Trou budgétaire, économies douloureuses, approximations ministérielles, commissions d’enquête, tensions politiques, réformes en souffrance, erreurs politiques… : la deuxième année de la coalition fédérale fut un chemin de croix.

 » Cela fait six mois que nous n’avons plus rien de positif à vendre.  » Le constat désabusé d’un ténor libéral francophone, fin 2016, vaut plus qu’un long discours. L’année ne restera pas dans les annales comme un cru d’exception pour la suédoise fédérale de Charles Michel, installée au pouvoir en octobre 2014. Même si elle maintient le cap. MR, N-VA, Open VLD et CD&V restent liés par leur volonté de réformer le pays sur le plan socio-économique, avec l’espoir d’en récolter les fruits, à l’issue des cinq ans. Mais en matière de perception, le dynamisme initial a cédé la place aux tergiversations, en raison d’un casting discutable et de fortes tensions internes.

Le contexte de cette année ne fut guère favorable aux dirigeants fédéraux. A peine remis du lockdown désastreux de la fin 2015, le pays est frappé, le 22 mars, par les attentats de Bruxelles avec leur cortège de remises en question sécuritaires et économiques.
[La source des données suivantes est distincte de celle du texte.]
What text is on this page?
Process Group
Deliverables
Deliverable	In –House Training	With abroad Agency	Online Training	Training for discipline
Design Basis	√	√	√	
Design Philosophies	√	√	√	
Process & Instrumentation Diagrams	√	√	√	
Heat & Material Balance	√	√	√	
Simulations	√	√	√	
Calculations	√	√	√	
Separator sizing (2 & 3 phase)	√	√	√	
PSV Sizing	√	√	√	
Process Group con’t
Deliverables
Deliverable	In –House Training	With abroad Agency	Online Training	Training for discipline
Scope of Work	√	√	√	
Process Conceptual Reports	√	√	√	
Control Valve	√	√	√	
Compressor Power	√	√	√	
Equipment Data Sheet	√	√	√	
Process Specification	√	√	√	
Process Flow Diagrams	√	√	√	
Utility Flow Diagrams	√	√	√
La croissance reste molle, à 1,3 % sur l’ensemble de l’année. Face à ces complications, la cohérence du gouvernement laisse à désirer. En termes sportifs, on dirait que l’équipe Michel est contrainte de jouer défensivement, sur un terrain enneigé, en misant sur des joueurs blessés ou individualistes. Le tout face à une opposition démontée dans un Parlement devenu champ de bataille. Difficile, dans ce contexte, de viser le titre.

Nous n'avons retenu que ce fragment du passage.